Al snel werd het hertogdom prooi van de twee belangrijkste restanten van het rijk van Karel de Grote: Frankrijk en het Duitse rijk. Maar de titel ‘hertog van Lotharingen’ bleef prestigieus. En natuurlijk is het nog steeds een bekende streek in het noord-oosten van Frankrijk.
De grote centra van de macht in Europa bevonden zich steeds buiten het oude Lotharingen en door de eeuwen heen werden er talloze oorlogen uitgevochten.
Lotharinghia is het derde deel van de trilogie van de Britse schrijver Simon Winder. Eerder verschenen van hem Germania en Danubia. Zijn invalshoek in origineel: meestal wordt geschiedenis geschreven vanuit de centra van de macht. Het voormalige Lotharingen is juist een gebied dat verscheurd en verwoest werd door de ambities van machthebbers elders.
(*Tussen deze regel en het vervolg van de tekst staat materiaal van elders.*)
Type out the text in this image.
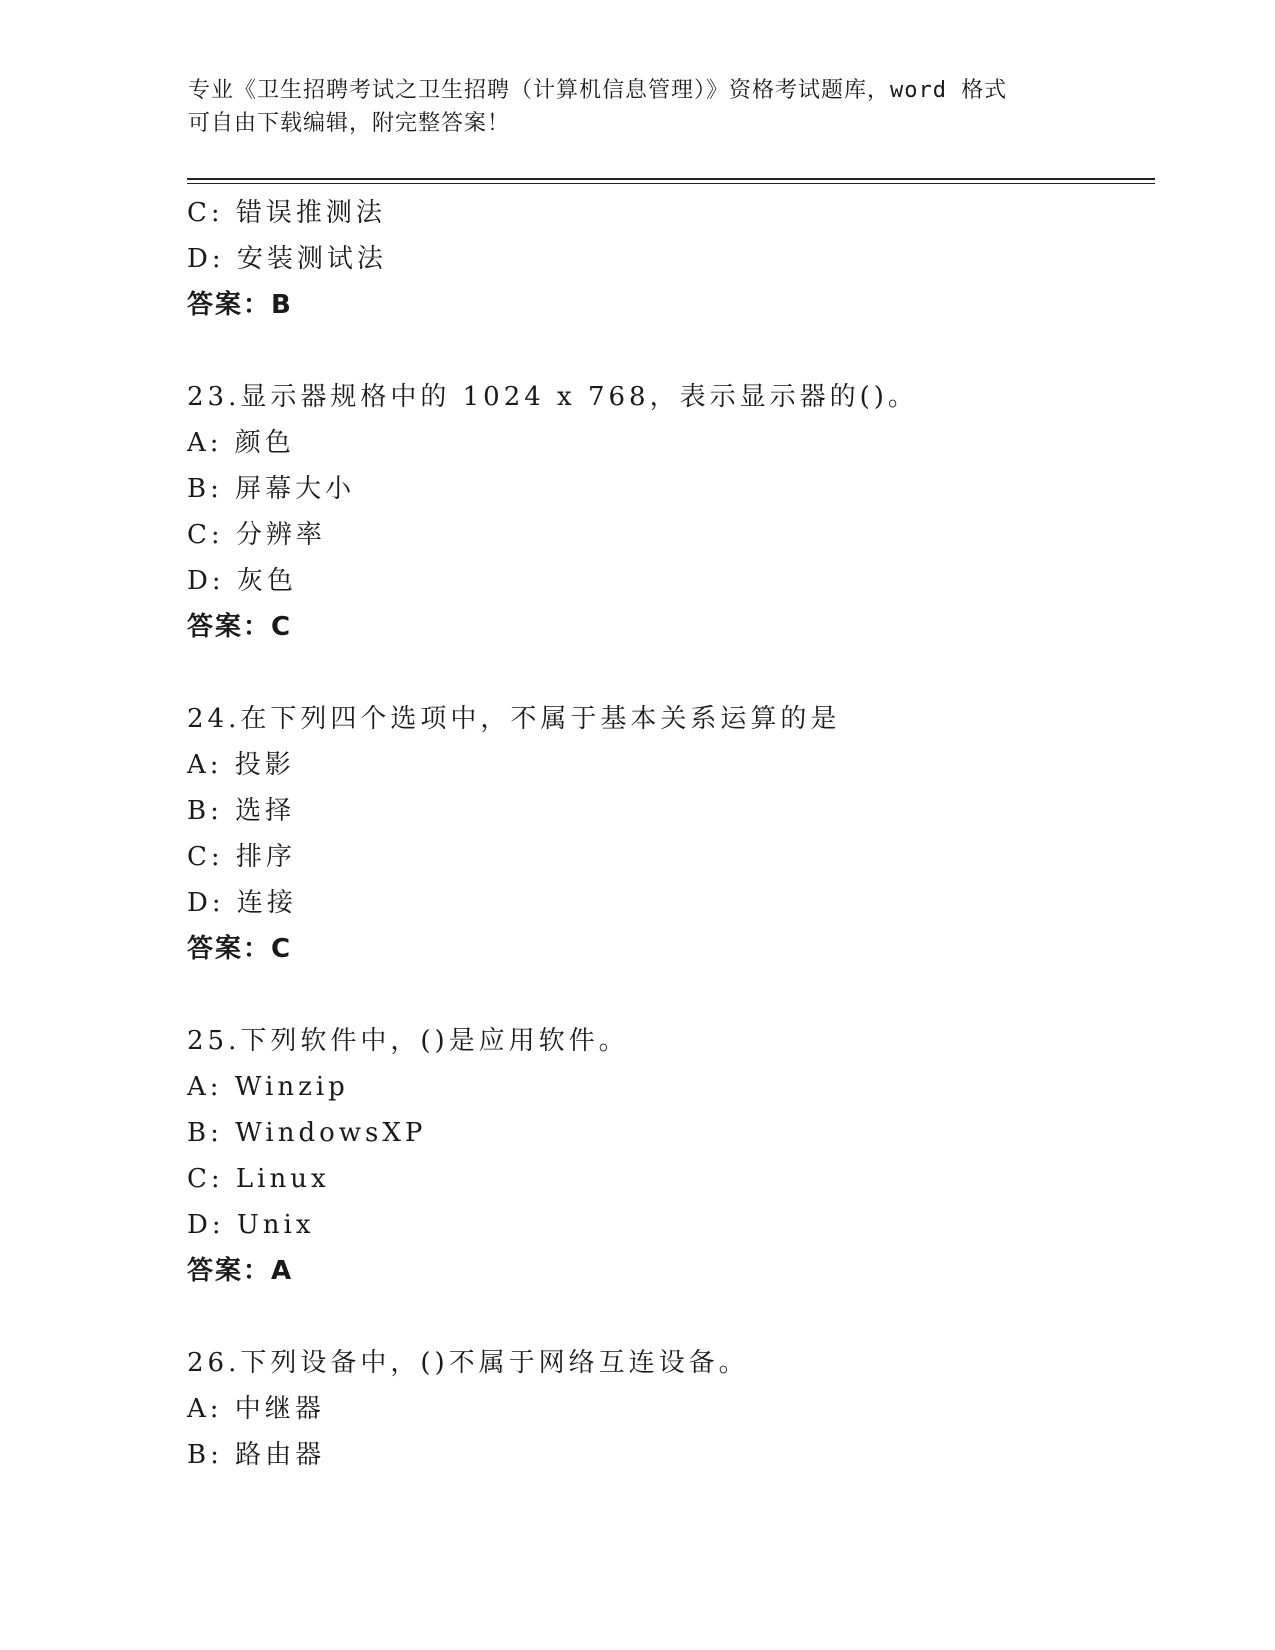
专业《卫生招聘考试之卫生招聘（计算机信息管理）》资格考试题库，word 格式
可自由下载编辑，附完整答案！
C: 错误推测法
D: 安装测试法
答案：B
23.显示器规格中的 1024 x 768，表示显示器的()。
A: 颜色
B: 屏幕大小
C: 分辨率
D: 灰色
答案：C
24.在下列四个选项中，不属于基本关系运算的是
A: 投影
B: 选择
C: 排序
D: 连接
答案：C
25.下列软件中，()是应用软件。
A: Winzip
B: WindowsXP
C: Linux
D: Unix
答案：A
26.下列设备中，()不属于网络互连设备。
A: 中继器
B: 路由器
Hoewel, op den duur ontstonden er in het gebied twee machtsfactoren van belang. In het zuiden Zwitserland, dat eeuwenlang zijn onafhankelijkheid en neutraliteit wist te handhaven. En in het noorden Nederland, dat als de Republiek der Zeven Verenigde Nederlanden even een wereldmacht was.
Het is altijd aardig om te zien hoe een buitenlander tegen de Nederlandse geschiedenis aankijkt: zijn Britse publiek weet nu waarom het Nederlands elftal in het oranje speelt. Maar je kunt hem ook op foutjes betrappen. Per trein op weg naar Dordrecht ziet hij als hij over het Hollands Diep gaat de toren van de Grote Kerk van Dordrecht. Dat kan niet: zijn herinnering voegt die tocht waarschijnlijk samen met een treinrit over de Oude Maas. En hij heeft het over de ‘Spaanse Poort’ in Breda: het Spanjaardsgat lost in translation.
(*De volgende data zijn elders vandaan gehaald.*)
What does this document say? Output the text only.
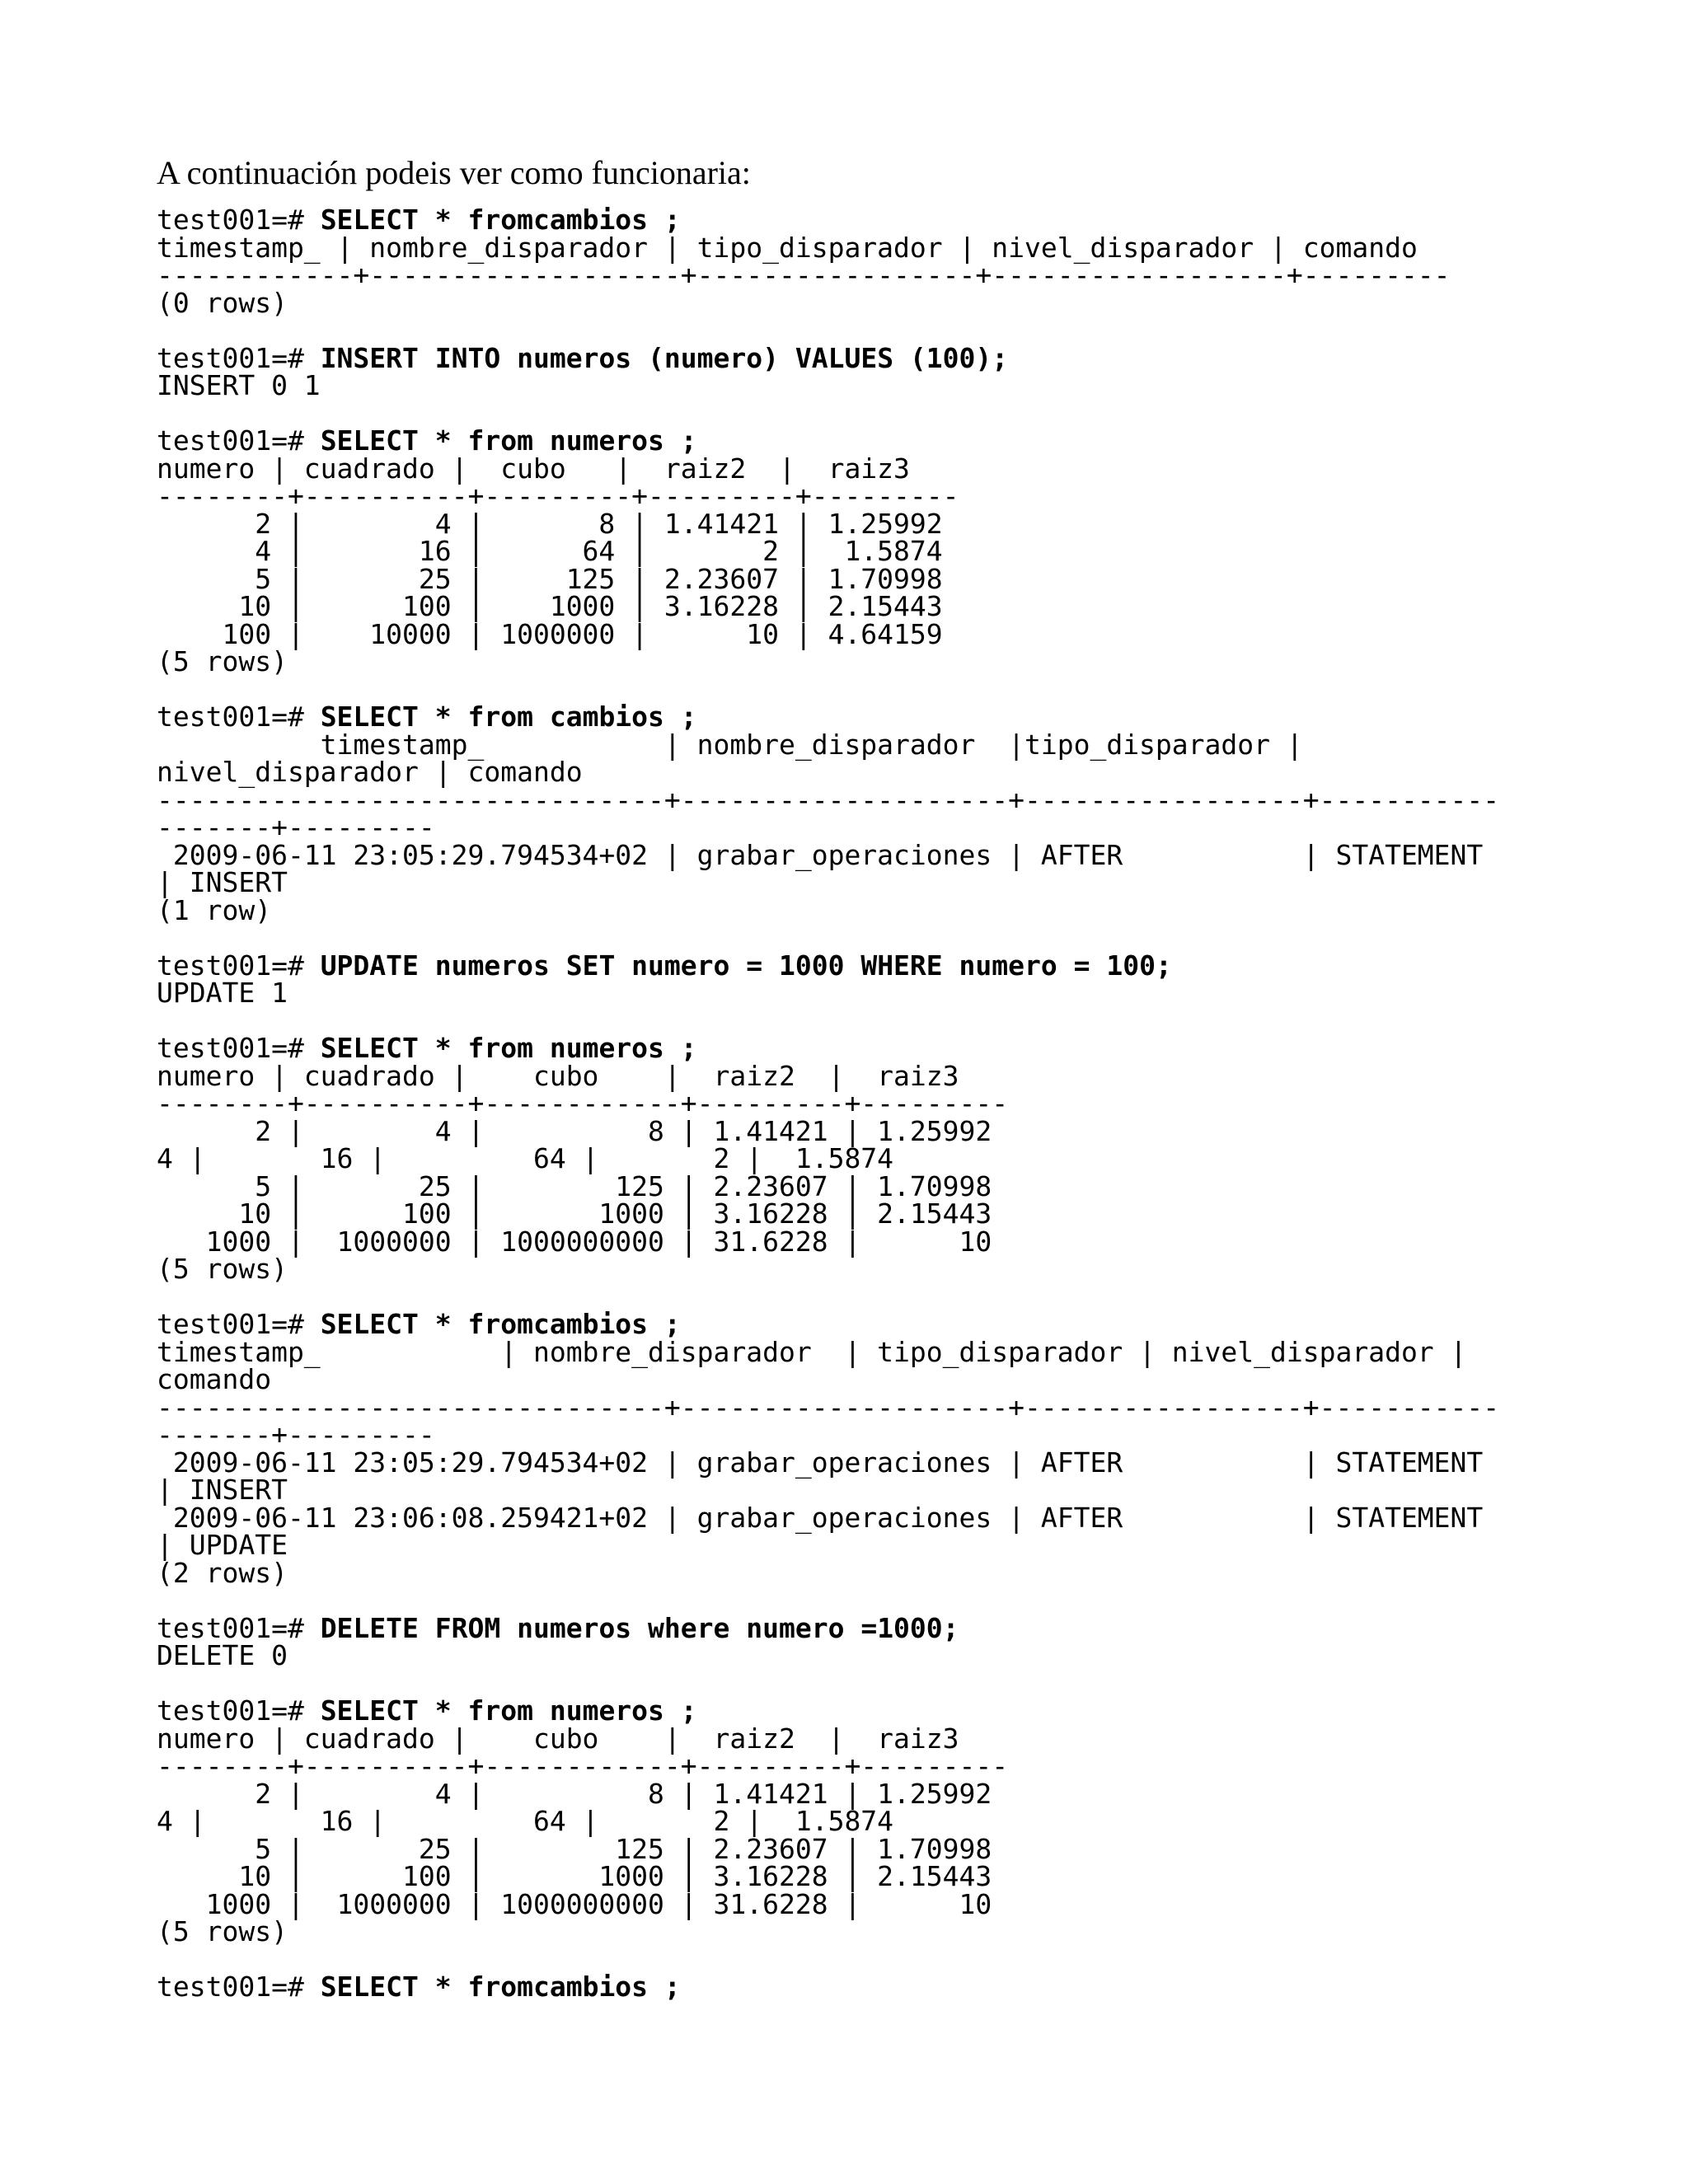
A continuación podeis ver como funcionaria:
test001=# SELECT * fromcambios ;
timestamp_ | nombre_disparador | tipo_disparador | nivel_disparador | comando
------------+-------------------+-----------------+------------------+---------
(0 rows)
test001=# INSERT INTO numeros (numero) VALUES (100);
INSERT 0 1
test001=# SELECT * from numeros ;
numero | cuadrado |  cubo   |  raiz2  |  raiz3
--------+----------+---------+---------+---------
2 |        4 |       8 | 1.41421 | 1.25992
4 |       16 |      64 |       2 |  1.5874
5 |       25 |     125 | 2.23607 | 1.70998
10 |      100 |    1000 | 3.16228 | 2.15443
100 |    10000 | 1000000 |      10 | 4.64159
(5 rows)
test001=# SELECT * from cambios ;
timestamp_           | nombre_disparador  |tipo_disparador |
nivel_disparador | comando
-------------------------------+--------------------+-----------------+-----------
-------+---------
2009-06-11 23:05:29.794534+02 | grabar_operaciones | AFTER           | STATEMENT
| INSERT
(1 row)
test001=# UPDATE numeros SET numero = 1000 WHERE numero = 100;
UPDATE 1
test001=# SELECT * from numeros ;
numero | cuadrado |    cubo    |  raiz2  |  raiz3
--------+----------+------------+---------+---------
2 |        4 |          8 | 1.41421 | 1.25992
4 |       16 |         64 |       2 |  1.5874
5 |       25 |        125 | 2.23607 | 1.70998
10 |      100 |       1000 | 3.16228 | 2.15443
1000 |  1000000 | 1000000000 | 31.6228 |      10
(5 rows)
test001=# SELECT * fromcambios ;
timestamp_           | nombre_disparador  | tipo_disparador | nivel_disparador |
comando
-------------------------------+--------------------+-----------------+-----------
-------+---------
2009-06-11 23:05:29.794534+02 | grabar_operaciones | AFTER           | STATEMENT
| INSERT
2009-06-11 23:06:08.259421+02 | grabar_operaciones | AFTER           | STATEMENT
| UPDATE
(2 rows)
test001=# DELETE FROM numeros where numero =1000;
DELETE 0
test001=# SELECT * from numeros ;
numero | cuadrado |    cubo    |  raiz2  |  raiz3
--------+----------+------------+---------+---------
2 |        4 |          8 | 1.41421 | 1.25992
4 |       16 |         64 |       2 |  1.5874
5 |       25 |        125 | 2.23607 | 1.70998
10 |      100 |       1000 | 3.16228 | 2.15443
1000 |  1000000 | 1000000000 | 31.6228 |      10
(5 rows)
test001=# SELECT * fromcambios ;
Over Breda schrijft hij verder: ’Toen ik op een dag ver buiten het centrum van Breda verdwaald raakte, maakte ik er een spoedcursus in de smaakvolle, verwrongen en gevarieerde Nederlandse architectuur van na 1918 van. In die tijd was de donkere baksteen populair en daarvan werden huizen met rare schoorstenen, karaktervol bewerkte buitenportalen en zonderlinge ramen gebouwd.’ Je vraagt je af waar hij heeft rondgedwaald. De Ginnekenweg? De Baronielaan?
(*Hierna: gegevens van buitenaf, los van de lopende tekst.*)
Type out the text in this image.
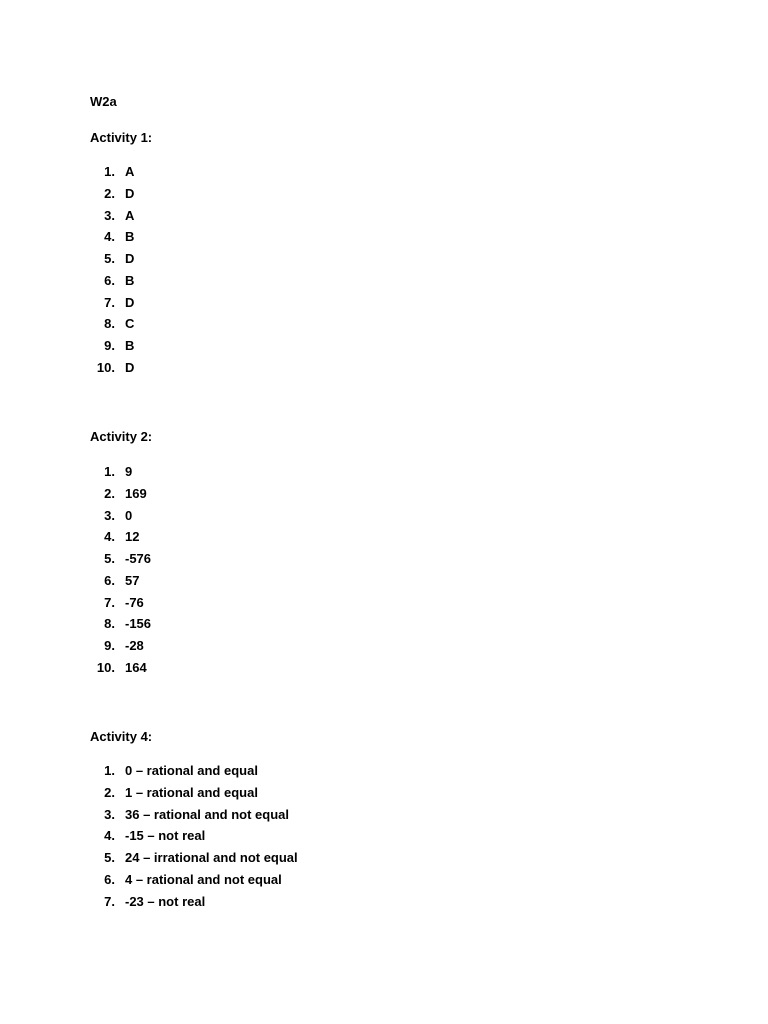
W2a
Activity 1:
1. A
2. D
3. A
4. B
5. D
6. B
7. D
8. C
9. B
10. D
Activity 2:
1. 9
2. 169
3. 0
4. 12
5. -576
6. 57
7. -76
8. -156
9. -28
10. 164
Activity 4:
1. 0 – rational and equal
2. 1 – rational and equal
3. 36 – rational and not equal
4. -15 – not real
5. 24 – irrational and not equal
6. 4 – rational and not equal
7. -23 – not real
Hij is hoe dan ook ongetwijfeld in Breda geweest. De grootste kwaliteit van het boek is namelijk de reislust die het etaleert. Winder is als een reisleider die in hoog tempo allerlei feiten en namen uitstrooit over zijn toehoorders die hem soms met moeite kunnen volgen. Het is dan ook goed dat de vertalers hier en daar uitleg geven.
Je merkt dat Winder het jammer vindt dat zijn boek af is. Nu heeft hij geen aanleiding meer om al die plaatsen die hij beschrijft te bezoeken. Zijn enthousiasme is zo groot dat de lezer zin krijgt om zelf eens naar plaatsen als Calais of Doornik te gaan. Om Mechelen te bekijken met zijn ogen of om in Lille te gaan zien of de schilderijen die hij noemt echt zo lelijk zijn. Winder zelf zal ongetwijfeld weer een aanleiding vinden om op reis te gaan. En het zal weer een inspirerend boek opleveren.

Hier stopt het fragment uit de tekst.